Tuesday, March 13, 2012

Still trying to figure out what my next career move is.  I think about it every day.

Today I went to a panel discussion on campus about work-family balance.  One male and two female professors.  The man was researching the effect of flexible work situations on family life and found in one study that families in which both parents worked, but whose work hours together did not exceed 60 hours a week, were the happiest, and most successful.

How about that, eh?

One of the women, a history professor, emphasized the importance of staying current in your field, even if you do take time to raise children.  I've actually been thinking a lot about this issue, about the importance for me to actually *make* a career move at this point.

Because, all things considered, it's possible this would be a good time for me to let husband take over the bread-winning and start thinking hard about baby-making.  I'll have a master's in April, he will (hopefully) be gainfully employed in the law.  Somewhere.

But, I'm not feeling that, at all.  I'm not feeling the baby-making.  At all!  And it surprises me a lot.  Not least of all because I am not a young thing by any stretch of anyone's imagination.  Theoretically my biological clock should be ticking, right?  Hm.

What I am feeling is a particular doctoral program.  This program occurred to me only two days after my extraordinarily stressful oral exam, the last requirement of my master's degree before graduation.  So just days after that huge weight had finally been lifted, I started thinking about this program, and all the reasons it makes sense as my next move.  I've even thought that, (if...) once I got started in this program, if all the scholarship/assistantship/student-insurance stars aligned,  I might consider baby-making and doctorate-obtaining.  Simultaneously.  Which is a long-shot for someone like me (totally one-track focus, NOT good at juggling multiple responsibilities).  But the thing is, I've really been rolling it around. 

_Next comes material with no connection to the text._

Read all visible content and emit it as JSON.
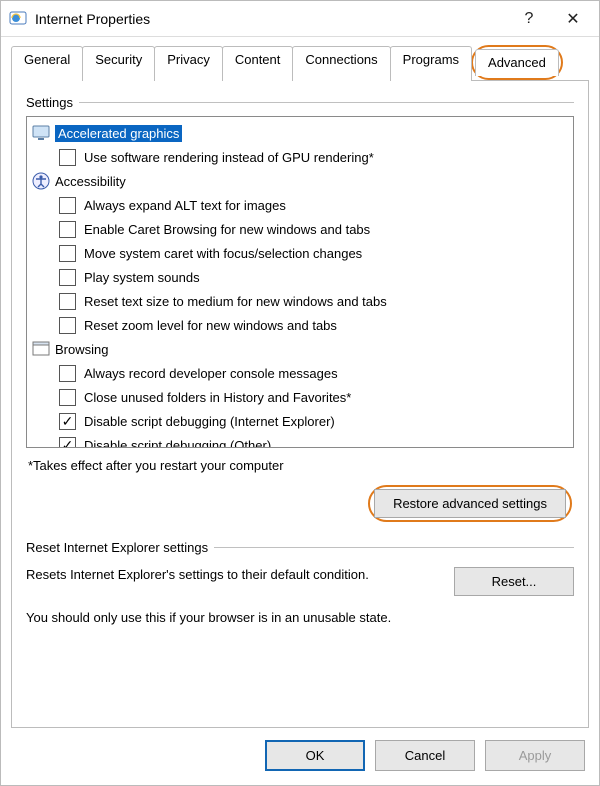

And then, after several days of rolling this around, I attended this panel discussion.  Both of the women were baby-making doctoral students.  And they both seemed sane--they both seemed to think that the experience was neither bad for them nor their families.  In fact, the micro-biology professor was convinced her children were "cooler" people because of their exposure to the work she did.  (Which, admittedly, involved mouse-embryos in test-tubes on the kitchen table.  Cool-making, fer sher.)

Anyway, those are my most recent thoughts.